Em 2014, quando ambos defendiam as cores do São Paulo, Muricy continuava enxergando o problema —e seguia insistindo na cobrança.

“Converso com ele desde o Santos. Isso é um defeito dele. Ele prefere dar o passe a chutar para o gol. No Santos mesmo, para fazer gol era difícil. O camisa 10 precisa entrar na área e fazer gol”, afirmou o treinador após derrota para a Ponte Preta, pelo Campeonato Paulista. Naquela ocasião, Ganso teve a oportunidade de finalizar ao gol e empatar a partida, mas preferiu passar a bola, irritando o treinador são-paulino.

A crítica de Muricy era uma das que o meia se cansou de ouvir no período entre o brilho no início da carreira no Santos e o gradativo ocaso nos primeiros tempos de São Paulo.

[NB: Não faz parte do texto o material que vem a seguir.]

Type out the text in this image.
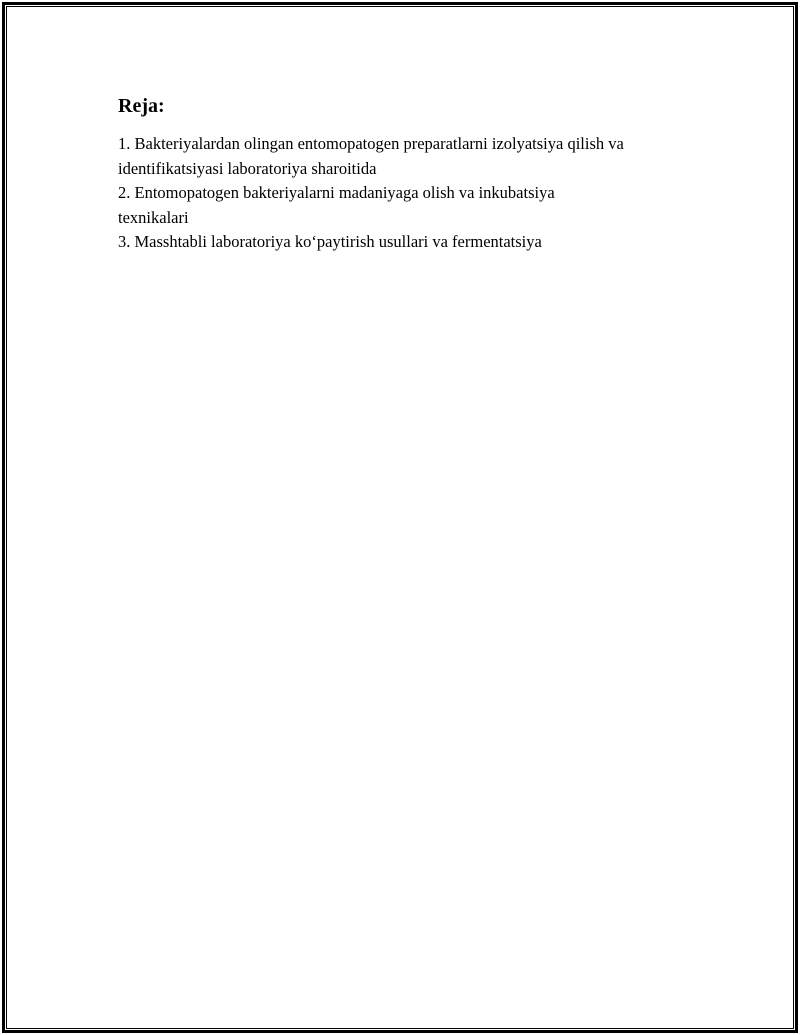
Reja:
1. Bakteriyalardan olingan entomopatogen preparatlarni izolyatsiya qilish va identifikatsiyasi laboratoriya sharoitida
2. Entomopatogen bakteriyalarni madaniyaga olish va inkubatsiya texnikalari
3. Masshtabli laboratoriya ko‘paytirish usullari va fermentatsiya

Ser pouco participativo para o time era outra das falhas apontadas no jogador.

Neste domingo (26), o meia jogará contra seu ex-clube, sem contestação sobre sua qualidade pela primeira vez.

Santos e São Paulo jogarão no Pacaembu, às 16h, no que foi apelidado pelos clubes como “clássico da paz”, devido a uma ação de marketing na qual os dois times chegarão ao estádio no mesmo ônibus.

Nesta temporada, Ganso tem mostrado evolução. Além de manter a habilidade para controlar o ritmo das partidas, tem entrado mais na área e, como resultado, aumentou significativamente o número de gols marcados. Foram sete em 31 partidas neste ano. Nos anos anteriores, desde 2012, quando foi contratado pelo São Paulo, o meia havia feito 17.

E muito dessa evolução se deve à incorporação das sugestões que Muricy fazia desde 2011 para que o meia melhorasse o seu futebol.

Segundo levantamento do Footstats, site especializado em estatísticas de futebol, em todo o Brasileiro do ano passado, Ganso finalizou 33 vezes: 22 de fora da área e 11 de dentro, marcando dois gols. Neste ano, contabilizando Libertadores e Brasileiro, o meia já finalizou 26 vezes, sendo que 15 delas foram de dentro da área. Resultado: três gols.

Convocado novamente para a seleção brasileira, após quatro anos, para a disputa da Copa América Centenário, nos EUA, o meia atribuiu a boa fase ao posicionamento mais próximo da área e aos gols em decorrência disso.

“O que fiz comigo mesmo foi voltar a fazer gols, a ser o jogador que pode desequilibrar uma partida, que pode ajudar a equipe do São Paulo, com muito trabalho e muito foco para voltar a ser jogador de seleção”, afirmou. “Acho que o principal é jogar mais próximo do gol adversário. Estou sempre próximo e tenho feito mais gols.”

HISTÓRICO

O duelo deste domingo marca o 500º jogo do Santos, que é o mandante do confronto, no Pacaembu. Nas 499 partidas disputadas até o momento pelo time no estádio, o retrospecto é regular.

Foram 217 vitórias, 132 empates e 150 derrotas, um aproveitamento de 52,3%. O time santista marcou 885 gols e sofreu 733, tendo como maior artilheiro Pelé, com 113, seguido à distância por seu parceiro, Coutinho, com 55.

Contra o São Paulo, foram 69 jogos: 21 vitórias santistas, 37 são-paulinas e 11 empates. O Santos jogou como mandante em 29 ocasiões, com dez vitórias e 14 derrotas.